Anticipatory action: Lessons for the future
Frontiers in Climate
Number of pages
This article shares lessons from the UN Office for the Coordination of Humanitarian Affairs (OCHA) anticipatory action (AA) pilots, focusing on three components: triggers, programming, and financing. It reports that triggers must be sufficiently reliable to warrant action and funds disbursement. Forecasts are not available for all countries or hazards, and existing forecasts may not provide desired resolution or skill (accuracy) levels, especially at longer lead times. The timing of action therefore must balance forecast skill against operational needs. Funding is best when it is flexible and includes finance for framework design, evaluation and continued improvements. It goes on to discuss the challenges and opportunities in scaling up anticipatory action.

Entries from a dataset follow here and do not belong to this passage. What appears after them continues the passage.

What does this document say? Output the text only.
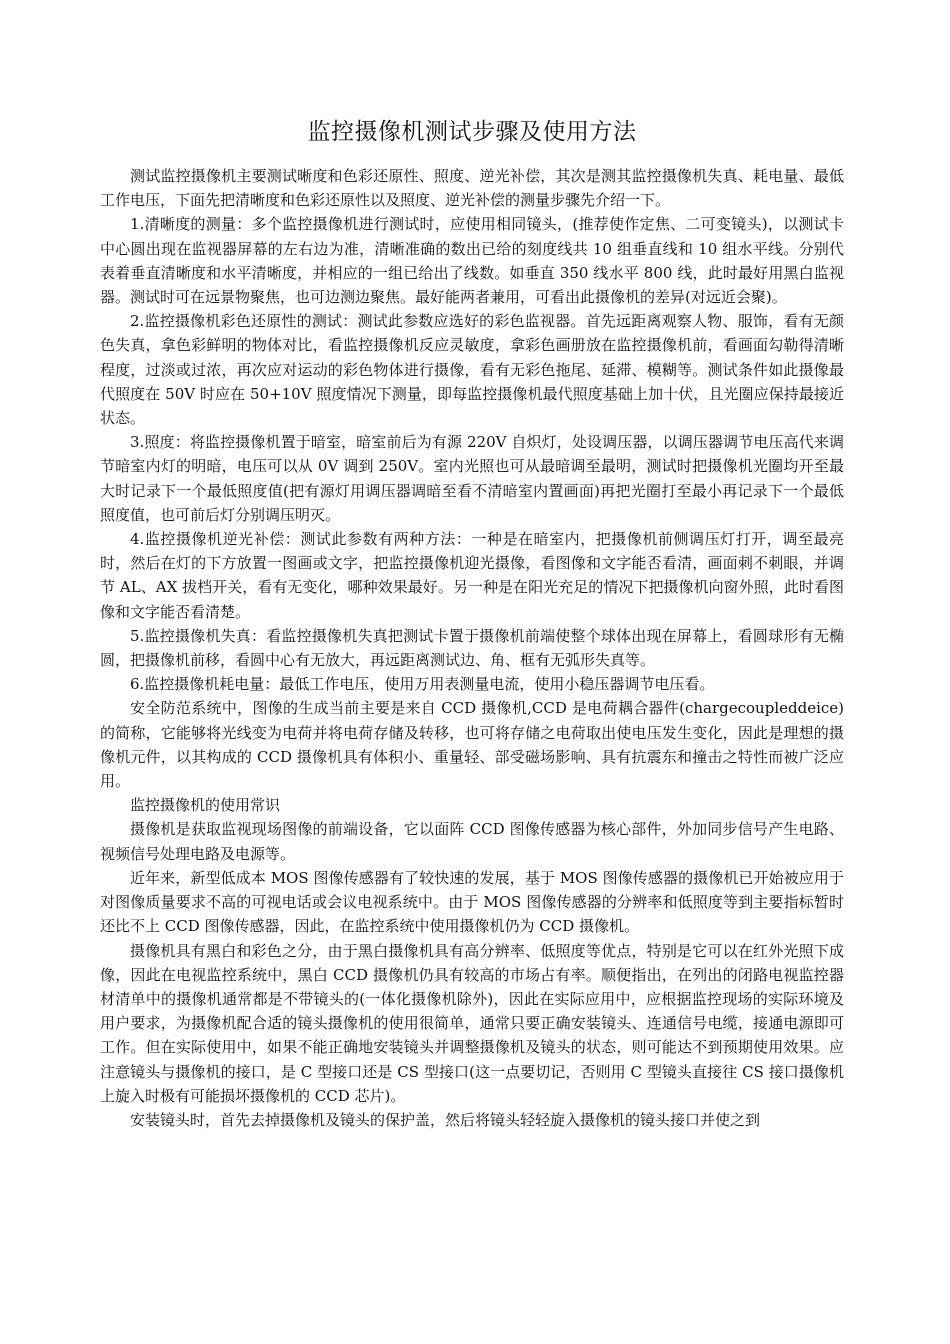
监控摄像机测试步骤及使用方法

测试监控摄像机主要测试晰度和色彩还原性、照度、逆光补偿，其次是测其监控摄像机失真、耗电量、最低工作电压，下面先把清晰度和色彩还原性以及照度、逆光补偿的测量步骤先介绍一下。

1.清晰度的测量：多个监控摄像机进行测试时，应使用相同镜头，(推荐使作定焦、二可变镜头)，以测试卡中心圆出现在监视器屏幕的左右边为准，清晰准确的数出已给的刻度线共 10 组垂直线和 10 组水平线。分别代表着垂直清晰度和水平清晰度，并相应的一组已给出了线数。如垂直 350 线水平 800 线，此时最好用黑白监视器。测试时可在远景物聚焦，也可边测边聚焦。最好能两者兼用，可看出此摄像机的差异(对远近会聚)。

2.监控摄像机彩色还原性的测试：测试此参数应选好的彩色监视器。首先远距离观察人物、服饰，看有无颜色失真，拿色彩鲜明的物体对比，看监控摄像机反应灵敏度，拿彩色画册放在监控摄像机前，看画面勾勒得清晰程度，过淡或过浓，再次应对运动的彩色物体进行摄像，看有无彩色拖尾、延滞、模糊等。测试条件如此摄像最代照度在 50V 时应在 50+10V 照度情况下测量，即每监控摄像机最代照度基础上加十伏，且光圈应保持最接近状态。

3.照度：将监控摄像机置于暗室，暗室前后为有源 220V 自炽灯，处设调压器，以调压器调节电压高代来调节暗室内灯的明暗，电压可以从 0V 调到 250V。室内光照也可从最暗调至最明，测试时把摄像机光圈均开至最大时记录下一个最低照度值(把有源灯用调压器调暗至看不清暗室内置画面)再把光圈打至最小再记录下一个最低照度值，也可前后灯分别调压明灭。

4.监控摄像机逆光补偿：测试此参数有两种方法：一种是在暗室内，把摄像机前侧调压灯打开，调至最亮时，然后在灯的下方放置一图画或文字，把监控摄像机迎光摄像，看图像和文字能否看清，画面刺不刺眼，并调节 AL、AX 拔档开关，看有无变化，哪种效果最好。另一种是在阳光充足的情况下把摄像机向窗外照，此时看图像和文字能否看清楚。

5.监控摄像机失真：看监控摄像机失真把测试卡置于摄像机前端使整个球体出现在屏幕上，看圆球形有无椭圆，把摄像机前移，看圆中心有无放大，再远距离测试边、角、框有无弧形失真等。

6.监控摄像机耗电量：最低工作电压，使用万用表测量电流，使用小稳压器调节电压看。

安全防范系统中，图像的生成当前主要是来自 CCD 摄像机,CCD 是电荷耦合器件(chargecoupleddeice)的简称，它能够将光线变为电荷并将电荷存储及转移，也可将存储之电荷取出使电压发生变化，因此是理想的摄像机元件，以其构成的 CCD 摄像机具有体积小、重量轻、部受磁场影响、具有抗震东和撞击之特性而被广泛应用。

监控摄像机的使用常识

摄像机是获取监视现场图像的前端设备，它以面阵 CCD 图像传感器为核心部件，外加同步信号产生电路、视频信号处理电路及电源等。

近年来，新型低成本 MOS 图像传感器有了较快速的发展，基于 MOS 图像传感器的摄像机已开始被应用于对图像质量要求不高的可视电话或会议电视系统中。由于 MOS 图像传感器的分辨率和低照度等到主要指标暂时还比不上 CCD 图像传感器，因此，在监控系统中使用摄像机仍为 CCD 摄像机。

摄像机具有黑白和彩色之分，由于黑白摄像机具有高分辨率、低照度等优点，特别是它可以在红外光照下成像，因此在电视监控系统中，黑白 CCD 摄像机仍具有较高的市场占有率。顺便指出，在列出的闭路电视监控器材清单中的摄像机通常都是不带镜头的(一体化摄像机除外)，因此在实际应用中，应根据监控现场的实际环境及用户要求，为摄像机配合适的镜头摄像机的使用很简单，通常只要正确安装镜头、连通信号电缆，接通电源即可工作。但在实际使用中，如果不能正确地安装镜头并调整摄像机及镜头的状态，则可能达不到预期使用效果。应注意镜头与摄像机的接口，是 C 型接口还是 CS 型接口(这一点要切记，否则用 C 型镜头直接往 CS 接口摄像机上旋入时极有可能损坏摄像机的 CCD 芯片)。

安装镜头时，首先去掉摄像机及镜头的保护盖，然后将镜头轻轻旋入摄像机的镜头接口并使之到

Anticipatory action seeks to ensure aid is provided before the peak impact of a shock occurs, reducing suffering and humanitarian needs. OCHA has been developing AA frameworks since 2019, coordinating collective AA and mobilizing finance. To date, these pilots have reached approximately 2.2 million people in Somalia, Ethiopia and Bangladesh. In six countries (Bangladesh, Burkina Faso, Malawi, Nepal, Niger, and The Philippines), frameworks are in place to reach a further 2.3 million people should the triggers be reached. OCHA is facilitating the design of AA plans in Chad, the Democratic Republic of the Congo (DRC), Madagascar, Mozambique and South Sudan.